College conditioning also was different.
“I remember we were running suicides in the gym,” Carr said. “I ran so hard I knew I was going to be sick, and I kept running straight out the door of the gym. It was kind of a Forrest Gump moment. I just kept on running.”
She survived the suicide drills. She wasn’t a star during her three seasons with the Gamecocks, but she was a solid player, usually averaging more rebounds than points. She was eighth in the SEC in rebounding with 7.1 per game in 1997-98 and was in the top 20 in the league in steals.
Family considerations ended her time at South Carolina, but after two seasons away from the game she made a glorious comeback for the Catawba Indians with her last season of eligibility in 2000-01. She shot 55 percent from the field and was a tremendous force for a 25-5 team that won the South Atlantic Conference regular season and SAC Tournament. She was the league MVP.
“There was a lot of joy that season, with me coming home to play for Coach (John) Duncan,” Carr said. “Every game was like a homecoming. There was a lot of defensive teamwork with Dorthell Little. There were tall girls that maybe we couldn’t stop one-on-one, but together we stopped them.

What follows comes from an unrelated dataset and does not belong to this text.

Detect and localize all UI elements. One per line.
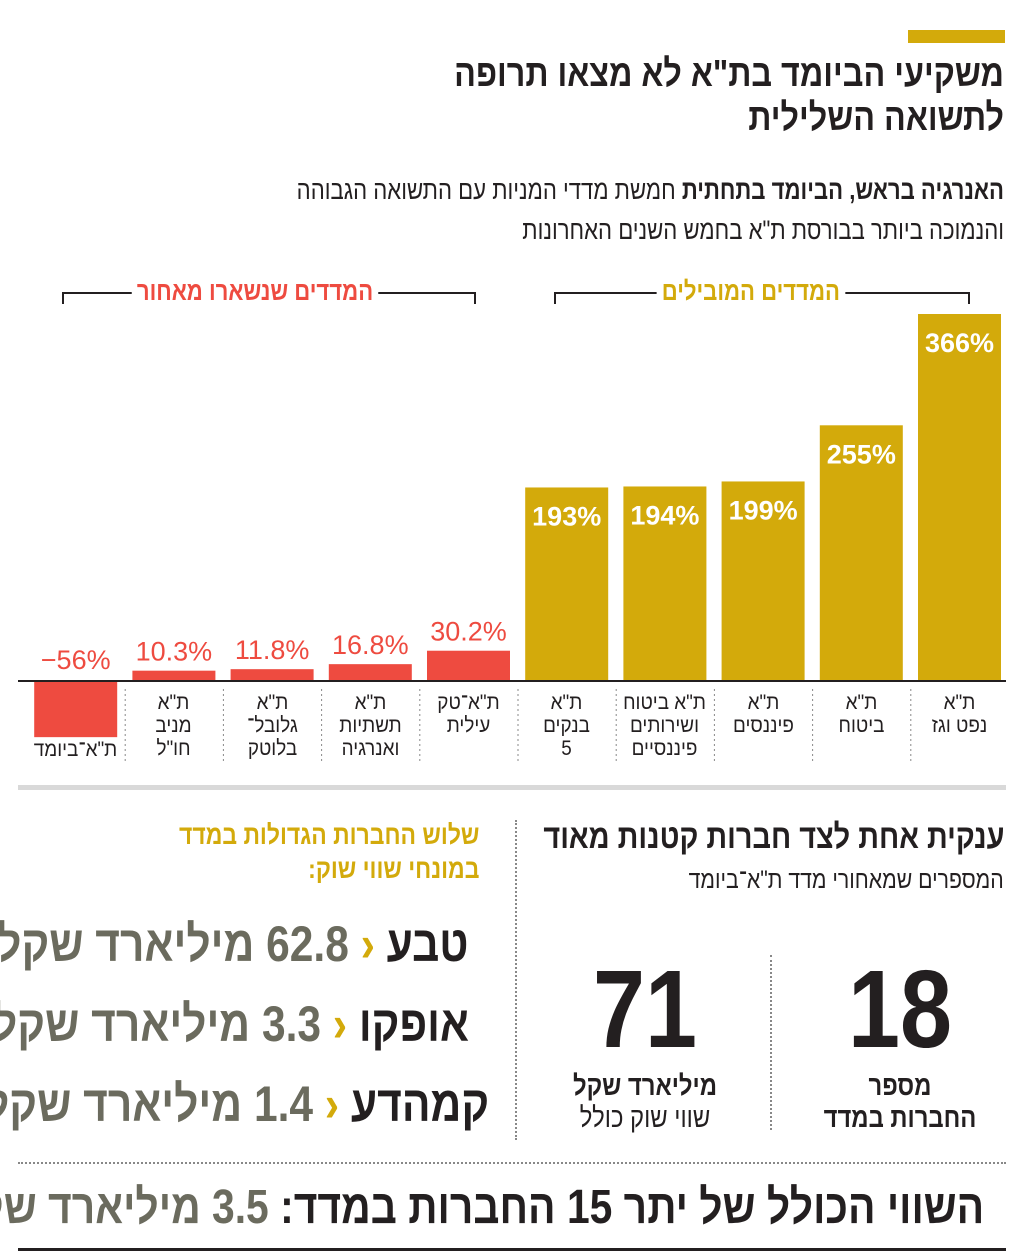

And there were a lot of give-and-gos with Lakai Brice (now the Salisbury High head coach).”
After earning a degree in sociology from Catawba, Carr played pro ball in Finland.
Since then, she’s split time in the corporate world and the coaching world, and she’s had some jobs that required both skills.
While coaching AAU ball, she decided that’s what she enjoyed the most.
She’s coached mostly in Florida, in the Tampa area, but the most recent move on her long coaching journey brought her to West Virginia and Davis & Elkins College.
“The timing was right when I got a call from West Virginia telling me that they needed a coach,” Carr said. “A West Virginia D-II program (Glenville State) had just won the national championship and I knew there were West Virginia schools getting bids to the tournament. I’d just been through another terrible storm in Florida, and I decided that was going to be my last hurricane. I packed up my stuff and made the hike north. Snow and all, I’ve never regretted it for a minute.”
Carr comes home for her mother’s birthdays and she still stays in touch with Poole and Brice after all these years.
She’d like to recruit one of their players some day to play for Davis & Elkins. She tried to recruit West Rowan’s Emma Clarke after seeing her in action last season, but Clarke’s heart was set on softball at Tennessee.
On Aug. 10, Carr will come home again — for induction into the Salisbury-Rowan Hall of Fame.